TOPSHOT - Kenya’s Eliud Kipchoge (white jersey) celebrates after busting the mythical two-hour barrier for the marathon on October 12 2019 in Vienna. - Kipchoge holds the men’s world record for the distance with a time of 2hr 01min 39sec, which he set in the flat Berlin marathon on September 16, 2018. He tried in May 2017 to break the two-hour barrier, running on the Monza National Autodrome racing circuit in Italy, failing narrowly in 2hr 00min 25sec. (Photo by HERBERT NEUBAUER / APA / AFP) / Austria OUT (Photo by HERBERT NEUBAUER/APA/AFP via Getty Images)

APA/AFP via Getty Images

World-record holders Eliud Kipchoge and Brigid Kosgei headline the six-runner Kenya Olympic marathon team, one so strong that Mary Keitany, the third-fastest woman in history, was left off.
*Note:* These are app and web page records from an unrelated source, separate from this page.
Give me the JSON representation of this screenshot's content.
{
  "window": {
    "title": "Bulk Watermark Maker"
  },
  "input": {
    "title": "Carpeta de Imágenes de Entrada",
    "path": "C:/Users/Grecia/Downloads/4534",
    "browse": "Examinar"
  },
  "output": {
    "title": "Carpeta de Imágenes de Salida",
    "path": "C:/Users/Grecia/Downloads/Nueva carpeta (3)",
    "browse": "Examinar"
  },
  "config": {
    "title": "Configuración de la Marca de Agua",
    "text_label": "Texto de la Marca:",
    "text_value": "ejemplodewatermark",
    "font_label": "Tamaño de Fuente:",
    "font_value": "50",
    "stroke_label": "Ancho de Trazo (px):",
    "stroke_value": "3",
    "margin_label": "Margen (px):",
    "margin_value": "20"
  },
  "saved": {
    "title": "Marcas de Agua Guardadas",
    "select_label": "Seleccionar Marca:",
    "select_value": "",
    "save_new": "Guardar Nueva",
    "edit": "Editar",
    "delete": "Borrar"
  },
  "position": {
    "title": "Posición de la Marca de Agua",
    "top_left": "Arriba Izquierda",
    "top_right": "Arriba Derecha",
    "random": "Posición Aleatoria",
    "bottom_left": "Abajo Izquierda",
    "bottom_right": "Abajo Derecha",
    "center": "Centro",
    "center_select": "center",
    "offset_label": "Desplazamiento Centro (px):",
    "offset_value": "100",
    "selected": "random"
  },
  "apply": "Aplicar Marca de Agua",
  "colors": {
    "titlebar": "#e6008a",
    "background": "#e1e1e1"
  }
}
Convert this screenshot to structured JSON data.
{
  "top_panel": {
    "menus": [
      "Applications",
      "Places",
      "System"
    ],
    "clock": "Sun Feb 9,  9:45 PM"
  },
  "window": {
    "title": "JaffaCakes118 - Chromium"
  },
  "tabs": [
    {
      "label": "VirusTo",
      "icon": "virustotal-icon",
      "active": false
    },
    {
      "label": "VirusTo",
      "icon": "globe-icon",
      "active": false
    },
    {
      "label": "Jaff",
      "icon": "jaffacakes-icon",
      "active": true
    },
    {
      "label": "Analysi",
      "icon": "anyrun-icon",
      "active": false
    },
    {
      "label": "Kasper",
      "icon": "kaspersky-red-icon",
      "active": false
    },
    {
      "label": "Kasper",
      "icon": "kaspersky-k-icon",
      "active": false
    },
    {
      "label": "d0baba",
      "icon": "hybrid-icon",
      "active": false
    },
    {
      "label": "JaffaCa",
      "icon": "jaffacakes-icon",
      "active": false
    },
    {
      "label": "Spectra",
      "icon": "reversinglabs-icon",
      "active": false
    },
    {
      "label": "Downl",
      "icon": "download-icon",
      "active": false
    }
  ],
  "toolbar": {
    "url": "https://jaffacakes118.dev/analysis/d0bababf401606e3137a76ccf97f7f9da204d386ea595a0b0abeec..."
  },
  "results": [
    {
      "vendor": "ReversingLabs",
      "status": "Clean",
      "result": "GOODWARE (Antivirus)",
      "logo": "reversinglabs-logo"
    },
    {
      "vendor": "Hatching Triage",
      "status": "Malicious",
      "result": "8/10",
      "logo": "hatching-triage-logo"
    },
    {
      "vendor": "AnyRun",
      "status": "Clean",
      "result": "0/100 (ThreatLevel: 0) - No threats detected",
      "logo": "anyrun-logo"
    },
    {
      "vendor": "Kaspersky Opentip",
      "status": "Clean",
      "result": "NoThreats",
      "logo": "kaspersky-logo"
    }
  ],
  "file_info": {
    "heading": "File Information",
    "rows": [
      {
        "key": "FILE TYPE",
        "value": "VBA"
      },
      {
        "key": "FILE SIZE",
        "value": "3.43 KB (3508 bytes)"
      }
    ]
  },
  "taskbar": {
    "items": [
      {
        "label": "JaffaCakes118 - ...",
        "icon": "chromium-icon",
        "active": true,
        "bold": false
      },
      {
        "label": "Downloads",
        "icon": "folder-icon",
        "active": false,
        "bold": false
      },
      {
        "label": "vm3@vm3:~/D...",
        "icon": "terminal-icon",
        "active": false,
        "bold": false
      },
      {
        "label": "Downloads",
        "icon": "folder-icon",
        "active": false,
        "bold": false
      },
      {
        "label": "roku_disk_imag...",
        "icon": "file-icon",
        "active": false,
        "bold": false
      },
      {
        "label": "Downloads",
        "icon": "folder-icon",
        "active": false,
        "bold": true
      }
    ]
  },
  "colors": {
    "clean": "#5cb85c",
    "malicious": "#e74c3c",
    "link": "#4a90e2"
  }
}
The rest of the team: Lawrence Cherono (reigning Boston and Chicago Marathon winner), Amos Kipruto (world bronze medalist), Vivian Cheruiyot (2018 London Marathon winner and Olympic 5000m champion) and Ruth Chepngetich (world champion).

Kipchoge will try to become the first repeat Olympic marathon champion since West Germany’s Waldemar Cierpinski in 1980 and only the second man or woman to win multiple marathons at fully attended Games after Ethiopian legend Abebe Bikila in 1960 and 1964.

Kipchoge won 11 of 12 marathons since moving to road racing after failing to make Kenya’s 2012 Olympic track team.

He’s undefeated since the start of 2014 at 26.2-mile races. He lowered the world record from 2:02:57 to 2:01:39 in Berlin in 2018, and on Oct. 12 ran 1:59:40 in a non-record-eligible event. Kipchoge takes on the second-fastest marathoner in history, Ethiopian Kenenisa Bekele, in the London Marathon on April 26.

A day after Kipchoge’s sub-two-hour feat, Kosgei took 81 seconds off Paula Radcliffe‘s 16-year-old women’s marathon world record, clocking 2:14:04 to win the Chicago Marathon.

Kipchoge and Cherono are the two fastest Kenyan marathoners since the start of 2018. Kipruto, second to Kipchoge at the 2018 Berlin Marathon, is the 28th fastest, though he was the top Kenyan at last year’s world championships, which lacked most of the world’s best.

Cheruiyot is one of Kenya’s greatest track runners with four world titles between the 5000m and 10,000m. She was second to Kosgei at the 2019 London Marathon and is the sixth-fastest Kenyan woman since the start of 2018.

Chepngetich had a brilliant 2019, winning the January Dubai Marathon in the then-third-fastest time ever and then taking a brutally hot world championships marathon by 63 seconds.

Keitany, 38, likely sees the end of her Olympic career. She owns the fastest marathon run without male pacers, a 2:17:01 from the 2017 London Marathon. She owns seven combined titles between the London and New York City Marathons and was fifth and second in those races last year. Keitany had accepted a spot in April’s Boston Marathon but as of last week was sidelined by a back injury and not part of the announced elite field.

Keitany, fourth at the London Olympics, was also left off the 2016 Olympic team.